More Low-Carb Pizza Variations:
- Low-Carb Deconstructed Pizza Casserole
- Sausage and Pepperoni Layered Pizza Bake
- Sausage and Pepperoni Pizza-Stuffed Peppers
- Pepperoni Pizza Keto Crustless Quiche
- Air Fryer Pizza
Weekend Food Prep:
This recipe has been added to a category called Weekend Food Prep to help you find recipes you can prep or cook on the weekend and eat during the week!
- 1 jar (14 oz) low-sugar pizza sauce, reduced to 1 cup (See note about pizza sauce)
- 4 very large boneless-skinless chicken breasts (at least 8 oz. each)
- 1 T olive oil
- 1 tsp. Greek oregano (sometimes just called oregano)
- 1 tsp. garlic powder
- 6 oz. piece of Mozzarella, sliced about 1/4 inch thick
- 2 oz. sliced pepperoni (regular or turkey pepperoni)

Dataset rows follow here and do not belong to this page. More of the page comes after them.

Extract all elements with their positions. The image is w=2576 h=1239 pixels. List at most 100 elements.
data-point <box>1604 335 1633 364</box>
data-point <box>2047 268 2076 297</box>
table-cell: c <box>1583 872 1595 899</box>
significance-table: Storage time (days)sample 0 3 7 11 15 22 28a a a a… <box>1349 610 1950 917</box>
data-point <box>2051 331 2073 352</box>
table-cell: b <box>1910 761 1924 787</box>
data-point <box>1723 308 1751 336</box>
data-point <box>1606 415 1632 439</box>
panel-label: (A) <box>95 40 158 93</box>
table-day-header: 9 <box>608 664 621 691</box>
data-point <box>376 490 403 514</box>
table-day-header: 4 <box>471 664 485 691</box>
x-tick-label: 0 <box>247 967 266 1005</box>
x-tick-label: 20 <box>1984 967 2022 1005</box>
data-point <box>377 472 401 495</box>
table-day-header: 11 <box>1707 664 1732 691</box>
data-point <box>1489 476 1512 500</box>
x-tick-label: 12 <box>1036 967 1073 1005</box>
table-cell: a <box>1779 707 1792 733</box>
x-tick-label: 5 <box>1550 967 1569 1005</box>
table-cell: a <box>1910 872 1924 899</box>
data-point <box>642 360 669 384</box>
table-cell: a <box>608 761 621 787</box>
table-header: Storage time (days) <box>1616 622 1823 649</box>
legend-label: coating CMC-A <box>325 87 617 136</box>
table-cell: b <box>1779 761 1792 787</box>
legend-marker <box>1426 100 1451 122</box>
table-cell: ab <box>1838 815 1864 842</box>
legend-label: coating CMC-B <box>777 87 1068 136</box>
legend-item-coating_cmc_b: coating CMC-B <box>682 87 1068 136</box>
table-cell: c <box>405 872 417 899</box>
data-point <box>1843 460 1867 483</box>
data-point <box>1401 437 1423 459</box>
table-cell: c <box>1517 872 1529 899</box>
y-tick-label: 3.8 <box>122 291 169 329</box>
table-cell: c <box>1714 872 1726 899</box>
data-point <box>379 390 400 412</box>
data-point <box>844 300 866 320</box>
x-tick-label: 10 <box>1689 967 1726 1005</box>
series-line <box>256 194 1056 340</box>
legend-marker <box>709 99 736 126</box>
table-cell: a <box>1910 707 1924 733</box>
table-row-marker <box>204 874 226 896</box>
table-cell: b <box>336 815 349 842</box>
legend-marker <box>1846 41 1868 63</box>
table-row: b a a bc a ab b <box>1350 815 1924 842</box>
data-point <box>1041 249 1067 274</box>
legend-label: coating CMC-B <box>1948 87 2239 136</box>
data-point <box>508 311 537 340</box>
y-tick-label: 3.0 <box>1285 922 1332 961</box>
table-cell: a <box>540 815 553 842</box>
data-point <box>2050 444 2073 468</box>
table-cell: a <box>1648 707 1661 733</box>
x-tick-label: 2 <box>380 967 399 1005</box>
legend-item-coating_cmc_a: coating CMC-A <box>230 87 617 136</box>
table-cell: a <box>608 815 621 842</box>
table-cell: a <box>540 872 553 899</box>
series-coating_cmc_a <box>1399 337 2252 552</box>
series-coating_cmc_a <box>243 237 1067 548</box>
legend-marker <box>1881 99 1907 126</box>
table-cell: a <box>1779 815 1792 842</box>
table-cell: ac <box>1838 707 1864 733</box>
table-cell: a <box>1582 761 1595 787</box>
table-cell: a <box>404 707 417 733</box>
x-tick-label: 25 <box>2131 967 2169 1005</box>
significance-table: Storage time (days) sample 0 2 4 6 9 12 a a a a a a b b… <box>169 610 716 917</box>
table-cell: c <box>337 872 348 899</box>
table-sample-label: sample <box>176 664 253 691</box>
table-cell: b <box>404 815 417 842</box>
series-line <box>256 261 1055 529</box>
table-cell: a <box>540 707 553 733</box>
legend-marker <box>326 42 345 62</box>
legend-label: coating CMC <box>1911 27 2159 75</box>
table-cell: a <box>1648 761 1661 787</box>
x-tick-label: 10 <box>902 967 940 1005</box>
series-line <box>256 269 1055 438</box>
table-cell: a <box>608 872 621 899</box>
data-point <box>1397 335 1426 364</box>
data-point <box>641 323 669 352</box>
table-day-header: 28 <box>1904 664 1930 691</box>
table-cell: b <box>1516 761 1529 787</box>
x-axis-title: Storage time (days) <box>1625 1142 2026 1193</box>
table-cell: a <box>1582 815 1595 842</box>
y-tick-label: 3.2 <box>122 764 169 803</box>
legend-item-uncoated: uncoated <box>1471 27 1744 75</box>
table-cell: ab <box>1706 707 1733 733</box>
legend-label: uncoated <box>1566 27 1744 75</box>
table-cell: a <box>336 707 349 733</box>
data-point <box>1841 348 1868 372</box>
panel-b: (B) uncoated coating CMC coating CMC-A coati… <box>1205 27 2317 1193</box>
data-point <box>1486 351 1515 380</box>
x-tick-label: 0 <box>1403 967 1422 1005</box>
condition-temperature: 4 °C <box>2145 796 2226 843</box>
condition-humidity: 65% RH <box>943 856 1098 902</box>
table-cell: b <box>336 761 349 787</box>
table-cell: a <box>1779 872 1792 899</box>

- Preheat oven to 400F/200C.
- Put the pizza sauce in a small saucepan and simmer over low heat until it's reduced to one cup, about 20 minutes. Don't skip this step or the dish will be watery.
- While the sauce reduces, trim the chicken breasts and cut each one crosswise to make two same-size pieces. Put chicken pieces one at a time inside a heavy plastic bag and use a meat mallet (affiliate link) (or something heavy) to pound the chicken until it's as thin as you can get it without it shredding apart. (Don't worry if some pieces break apart a little.)
- Mix the Greek Oregano (affiliate link) and garlic powder in a little bowl and then sprinkle both sides of each piece of chicken with the mixture.
- Heat the olive oil over medium-high heat in the largest non-stick frying pan you have (you may have to do this in 2 batches if your pan isn't big enough.) Add the chicken pieces and cook 1-2 minutes on each side, just long enough to brown the chicken but not long enough to cook it through.
- Choose the smallest glass casserole dish you have that will fit all the browned chicken pieces, and lay the chicken in the dish in a single layer. Cut the Mozzarella into slices and cut the slices as needed to make enough pieces to mostly cover the top of each piece of chicken.
- By now the sauce should be nicely reduced, so spread sauce over the top of each chicken breast. (Use it all.) Top each piece with sliced Mozzarella and pepperoni slices, covering the top of each piece of chicken as much as you can.
- Bake uncovered about 25-30 minutes, or until the cheese is melted and starting to brown and the pepperoni is slightly crisped. (Some pieces of pepperoni will slice off the chicken, try not to obsess about that like I did.) Serve hot.
- This was great reheated in the microwave for a few minutes, although you might not have any left!
Use the lowest-carb pizza sauce you can find or make your own pizza sauce to keep the carbs low for this recipe.
Recipe created by Kalyn.
Amount Per Serving: Calories: 221Total Fat: 12gSaturated Fat: 5gUnsaturated Fat: 6gCholesterol: 75mgSodium: 317mgCarbohydrates: 4gFiber: 0gSugar: 1gProtein: 25g
Nutrition information is automatically calculated by the Recipe Plug-In I am using. I am not a nutritionist and cannot guarantee 100% accuracy, since many variables affect those calculations. (I'm not sure why the carb count is coming out quite so low on this recipe.)
Low-Carb Diet / Low-Glycemic Diet / South Beach Diet Suggestions:
This Pepperoni Pizza Chicken Bake with full-fat cheese and pepperoni should be great for traditional low-carb and Keto eating plans if you’re careful to choose low-carb pizza sauce (or make your own). You could use skim-milk Mozzarella and turkey pepperoni for the original South Beach Diet or another low-glycemic diet. We definitely liked it best with full-fat pepperoni, but quite a bit of the fat is left in the dish.
Find More Recipes Like This One:
Use Casserole Recipes to find more recipes like this one. Use the Diet Type Index to find recipes suitable for a specific eating plan. You might also like to follow Kalyn’s Kitchen on Pinterest, on Facebook, on Instagram, on TikTok, or on YouTube to see all the good recipes I’m sharing there.
Historical Notes for this Recipe:
This recipe was first posted in 2017 and it’s been hugely popular on the site. It was last updated with more information in 2022.